I couldn’t let them do it. But what about society? What about the fact that up to 80% of boys where we live still go through this procedure and those boys are going to be his classmates. I still wake up at night thinking if that was the right decision. And pray to God, if I ever have more kids – girl, please.
And then it comes down to the most important “entity” that has the biggest impact on your baby and that you have total control of but at times seems like you have no control of at all – You. How do you make sure that you are the best you can be? You can’t. You’ll never be perfect. But you learn to roll with it.
Guilt. I could have done that and I could have done this better.
And fear. Constant fear. You can diminish it. You can learn to become more trusting and hope that the Universe/God/World will take care of your baby when you are not there to take care of him. But you’ll never trust 100%. That fear will always stay. Somewhere deep inside. But it is there. It won’t let you go.
And you’ll never look at any accident or child abduction on the news the same again. You might look calm on the outside, but inside your heart will be screaming in pain.
Love. Not much to say here. Love is Love. He is Love. He is the proof that miracles exist.

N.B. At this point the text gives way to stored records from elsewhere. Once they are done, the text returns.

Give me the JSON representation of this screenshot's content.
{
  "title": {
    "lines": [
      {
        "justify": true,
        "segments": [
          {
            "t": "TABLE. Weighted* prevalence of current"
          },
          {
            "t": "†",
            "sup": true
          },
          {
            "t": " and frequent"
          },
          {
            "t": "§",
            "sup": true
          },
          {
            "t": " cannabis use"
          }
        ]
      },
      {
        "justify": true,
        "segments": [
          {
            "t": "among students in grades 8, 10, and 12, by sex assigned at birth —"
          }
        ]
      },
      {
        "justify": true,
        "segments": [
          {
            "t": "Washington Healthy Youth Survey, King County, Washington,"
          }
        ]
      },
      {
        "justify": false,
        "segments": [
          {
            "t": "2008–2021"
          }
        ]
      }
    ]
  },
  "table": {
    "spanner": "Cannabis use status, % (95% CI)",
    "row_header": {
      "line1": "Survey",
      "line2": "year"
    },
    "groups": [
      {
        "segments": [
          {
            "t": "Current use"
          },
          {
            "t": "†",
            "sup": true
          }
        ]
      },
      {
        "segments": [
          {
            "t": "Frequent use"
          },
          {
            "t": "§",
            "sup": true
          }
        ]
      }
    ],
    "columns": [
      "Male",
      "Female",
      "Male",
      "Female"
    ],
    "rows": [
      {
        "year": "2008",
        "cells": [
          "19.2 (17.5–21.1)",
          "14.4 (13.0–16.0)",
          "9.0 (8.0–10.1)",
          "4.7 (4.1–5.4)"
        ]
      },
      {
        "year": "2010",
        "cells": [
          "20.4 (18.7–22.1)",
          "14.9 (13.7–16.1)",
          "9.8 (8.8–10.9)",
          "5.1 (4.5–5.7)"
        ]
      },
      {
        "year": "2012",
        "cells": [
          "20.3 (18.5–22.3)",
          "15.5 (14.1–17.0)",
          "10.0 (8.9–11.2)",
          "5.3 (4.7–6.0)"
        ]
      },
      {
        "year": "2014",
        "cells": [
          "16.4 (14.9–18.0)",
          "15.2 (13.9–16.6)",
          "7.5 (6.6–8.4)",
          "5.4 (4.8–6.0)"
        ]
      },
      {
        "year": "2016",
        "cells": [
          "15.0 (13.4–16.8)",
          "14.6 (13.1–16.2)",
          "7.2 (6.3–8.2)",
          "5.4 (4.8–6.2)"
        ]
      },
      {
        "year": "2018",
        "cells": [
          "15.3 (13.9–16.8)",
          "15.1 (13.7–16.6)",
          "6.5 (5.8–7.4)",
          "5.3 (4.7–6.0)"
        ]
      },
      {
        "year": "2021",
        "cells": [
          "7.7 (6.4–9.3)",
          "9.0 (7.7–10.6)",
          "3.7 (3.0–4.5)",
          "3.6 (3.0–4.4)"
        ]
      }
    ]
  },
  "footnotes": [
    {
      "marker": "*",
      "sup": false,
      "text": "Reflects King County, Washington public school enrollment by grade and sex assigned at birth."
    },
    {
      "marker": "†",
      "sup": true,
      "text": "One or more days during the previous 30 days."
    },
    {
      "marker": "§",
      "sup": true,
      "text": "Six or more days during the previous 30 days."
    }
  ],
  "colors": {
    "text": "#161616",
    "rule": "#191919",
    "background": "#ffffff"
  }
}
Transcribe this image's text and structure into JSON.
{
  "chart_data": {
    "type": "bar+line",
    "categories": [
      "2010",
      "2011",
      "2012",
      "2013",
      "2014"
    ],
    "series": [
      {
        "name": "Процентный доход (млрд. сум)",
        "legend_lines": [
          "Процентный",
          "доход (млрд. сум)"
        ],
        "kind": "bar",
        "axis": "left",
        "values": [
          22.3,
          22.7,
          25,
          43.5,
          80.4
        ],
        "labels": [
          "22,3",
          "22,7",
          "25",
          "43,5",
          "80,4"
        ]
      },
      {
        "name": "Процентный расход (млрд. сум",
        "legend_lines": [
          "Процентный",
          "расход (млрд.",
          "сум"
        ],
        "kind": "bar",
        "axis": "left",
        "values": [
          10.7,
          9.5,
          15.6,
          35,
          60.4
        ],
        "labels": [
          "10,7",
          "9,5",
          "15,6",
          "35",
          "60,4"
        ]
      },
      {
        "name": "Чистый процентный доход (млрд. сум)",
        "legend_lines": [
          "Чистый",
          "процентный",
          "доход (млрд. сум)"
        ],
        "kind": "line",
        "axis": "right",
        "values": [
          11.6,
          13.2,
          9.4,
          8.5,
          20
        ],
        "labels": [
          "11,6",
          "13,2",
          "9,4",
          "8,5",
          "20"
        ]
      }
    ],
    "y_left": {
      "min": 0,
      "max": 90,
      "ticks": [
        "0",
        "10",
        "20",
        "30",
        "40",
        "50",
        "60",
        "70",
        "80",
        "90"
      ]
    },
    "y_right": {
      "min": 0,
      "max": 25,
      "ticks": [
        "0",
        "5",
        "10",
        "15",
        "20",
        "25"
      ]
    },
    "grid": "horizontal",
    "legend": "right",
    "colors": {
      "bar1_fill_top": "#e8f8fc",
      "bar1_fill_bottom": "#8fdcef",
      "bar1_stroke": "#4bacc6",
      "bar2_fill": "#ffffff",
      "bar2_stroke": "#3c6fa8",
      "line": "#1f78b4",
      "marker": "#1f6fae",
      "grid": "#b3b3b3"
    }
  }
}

I won’t tell you that it was all worth it. That sounds too cheesy. It goes without saying.
Back to clarity now.
How did my son help me with clarity?
I wrote before many times that the question “why” is the most important question of all. “What” is important only if it is backed up by strong “why“.
Nicholas is my reason “why” to so many things.
He is the core reason I decided to divorce his dad. Yes, there were many other reasons. But at the core of it was desire for Nicholas to see an example of relationships where there is deep connection and love between two people so he doesn’t ever settle for anything less than that. I hope I’ll be able to show him that example.
And he is the core reason I didn’t give up on my business when things were not progressing and I felt like saying: “Screw it, I’ll go get a job”. Behind my desire for freedom and meaning there is desire to be able to look my son in the eyes when he grows up and say: “You can do it, you truly can create your life the way you choose to”
I can give up on my own freedom and meaning. I’ll never give up on his. And the only way for me to give it to him is to get it myself first.
Thank you for coming into my life, my baby. I love you.